The NSW government will consider handing local councils stronger powers to crack down on abandoned shopping trolleys after 1,000 dumped trolleys were picked up in western Sydney alone over two days.
Local government minister Shelley Hancock revealed to Government News on Monday that the government is launching a formal review of the Impounding Act.
“The review will consider the provision of stronger powers for local councils and other potential solutions to reduce the impact of abandoned shopping trolleys on local communities,” she said.
Local Government NSW has been calling for “regulations with teeth” to force supermarkets to take responsibility for shopping trolleys abandoned in streets and dumped in rivers, which have been the source of frustration for councils for years.
Under existing laws councils can only fine customers caught abandoning a trolley or to charge supermarkets impounding fees, but LGNSW wants the state government to give councils the power to slap fines on retailers.
Western Sydney councils have collected more than 1,000 trolleys during two bliztes this year, including 550 that were rounded up last week by a coalition of trolley crusaders including Fairfield, Penrith, Liverpool and Cumberland city councils.
Liverpool Mayor Wendy Waller wants the same standards applied to trolleys as to shared bicycles.
“When shared bicycles became a problem in Sydney’s east, the State Government acted within months to fix the problem,” she said. “Sydney’s west has been plagued by abandoned shopping trolleys for years and we’ve had enough.”
Forcing retailers to take responsibility
LGNSW President Linda Scott said the “staggering” number of dumped trolleys collected in western Sydney highlighted the need for tougher laws.
“Dumped trolleys have plagued councils for years and are a major clean-up problem, especially in built-up suburbs. They end up littering the streets, being left in parks and dumped in rivers and creeks,” Cr Scott said.
She said while councils could fine people who left their trolleys in public places, there was no incentive for owners to take responsibility.
“If history is any indication, the unfortunate outcome of this week’s crackdown will be that most trolley owners won’t even collect the impounded trolleys because there’s no incentive for them to take ownership of the problem,” she said.
“Councils are virtually powerless because they can only fine customers who are caught abandoning trolleys in public places, which is impractical and almost impossible to enforce.”
Cr Waller said some of the previously collected trolleys ended up being crushed by a council loader.
“We told the owners of these trolleys where they could be collected but the reality is they are not interested in doing so,” she said.
“It seems it is cheaper for retailers to just buy more new trolleys rather than collect their old abandoned ones. This only makes the problem worse.
“We have no alternative other than to destroy trolleys if retailers won’t take them back. We don’t want trolleys cluttering our streets or Council facilities.”
NSW councils voted at their annual conference in October to press the state government to change the 1993 Impounding Act to recognise shopping trolleys as the property of individual supermarkets, and to define shopping trolleys as litter.
Liverpool council, which moved the motion, said that would enable substantial fines to be passed on to supermarkets.
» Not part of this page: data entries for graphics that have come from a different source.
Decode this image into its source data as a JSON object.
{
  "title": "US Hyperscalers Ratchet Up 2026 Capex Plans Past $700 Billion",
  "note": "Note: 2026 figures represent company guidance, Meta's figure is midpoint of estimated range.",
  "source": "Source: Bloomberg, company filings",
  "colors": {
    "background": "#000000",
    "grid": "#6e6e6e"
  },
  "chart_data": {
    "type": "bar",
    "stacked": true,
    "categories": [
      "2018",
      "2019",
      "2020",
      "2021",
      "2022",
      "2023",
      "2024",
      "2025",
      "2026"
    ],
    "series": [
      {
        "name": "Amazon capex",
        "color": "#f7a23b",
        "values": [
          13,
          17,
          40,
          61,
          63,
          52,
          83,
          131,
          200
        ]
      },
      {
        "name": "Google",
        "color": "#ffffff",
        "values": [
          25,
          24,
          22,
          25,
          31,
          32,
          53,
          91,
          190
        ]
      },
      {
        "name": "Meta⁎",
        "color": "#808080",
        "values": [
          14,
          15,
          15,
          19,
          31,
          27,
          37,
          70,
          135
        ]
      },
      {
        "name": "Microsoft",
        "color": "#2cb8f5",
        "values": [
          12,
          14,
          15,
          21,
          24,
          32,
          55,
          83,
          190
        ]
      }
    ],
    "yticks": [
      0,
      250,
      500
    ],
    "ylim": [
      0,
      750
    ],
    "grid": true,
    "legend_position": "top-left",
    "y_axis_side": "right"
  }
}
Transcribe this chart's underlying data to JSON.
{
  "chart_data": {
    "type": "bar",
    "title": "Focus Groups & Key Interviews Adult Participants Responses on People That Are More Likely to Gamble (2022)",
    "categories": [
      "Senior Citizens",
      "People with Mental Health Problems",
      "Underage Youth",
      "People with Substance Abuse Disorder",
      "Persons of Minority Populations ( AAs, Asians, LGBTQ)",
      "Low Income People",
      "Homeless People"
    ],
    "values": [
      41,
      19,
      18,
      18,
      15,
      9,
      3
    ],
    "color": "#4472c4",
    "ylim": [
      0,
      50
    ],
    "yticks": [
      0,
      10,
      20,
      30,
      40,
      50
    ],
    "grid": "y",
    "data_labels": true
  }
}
Ipswich City Council in Queensland, slaps fines of $667 on retailers that that fail to install wheel locks that prevented trolleys being taken from the shopping precinct.
It has issued 81 fines since they they were introduced in 2013, a spokesman said.
“Council introduced a local law relating to shopping trolleys because of the significant issues that they had been causing in the community when they were not retained on the property of the relevant shop or shopping centre,” he told Government News.
“Anecdotal and material evidence in terms of impounded trolleys indicates that this program has resulted in more trolleys remaining with the retail premises as opposed to on or in public and important environmental areas.”